Under a system first launched by former Gov. Jeb Bush the state hands out grades of A to F that are used to reward top schools and sanction those that get failing marks.
Education Commissioner Gerard Robinson earlier this month warned that the school grades would drop because of recent changes to the state's grading system.
The state Board of Education in May voted not to let any school drop more than one letter grade.
Florida Education Association (FEA) President Andy Ford said in a prepared statement the school grades are of little value and that many teachers and education professionals don't have faith in the arbitrary manner in which the state calculates the grades.
"The FEA has not wavered in the belief that all schools — public, charter and private schools that receive public funding — should be held accountable for teaching and learning, have high standards and produce rigorous programs," Ford said.
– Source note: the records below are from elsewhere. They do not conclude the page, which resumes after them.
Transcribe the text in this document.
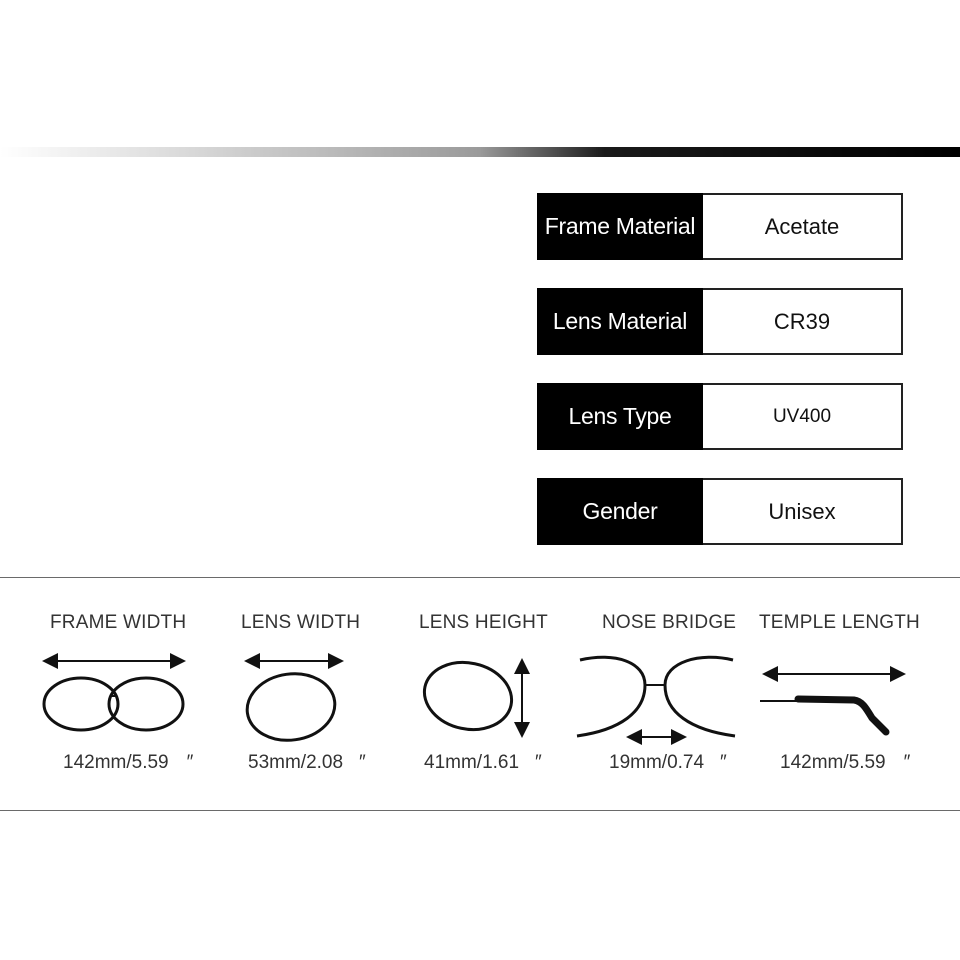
Frame Material	Acetate
Lens Material	CR39
Lens Type	UV400
Gender	Unisex
FRAME WIDTH
142mm/5.59 ″
LENS WIDTH
53mm/2.08 ″
LENS HEIGHT
41mm/1.61 ″
NOSE BRIDGE
19mm/0.74 ″
TEMPLE LENGTH
142mm/5.59 ″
"But since its inception 14 years ago, the FCAT has evolved from a simple diagnostic measure of student learning to an all-encompassing arbiter of student, teacher and school performance," Ford said.
Ford went on to say the FEA and teachers "lack confidence in the FCAT and how test results are being misused."
Hernando County School Superintendent Bryan Blavatt couldn't be reached for comment.
Information from the Associated Press was used in this report.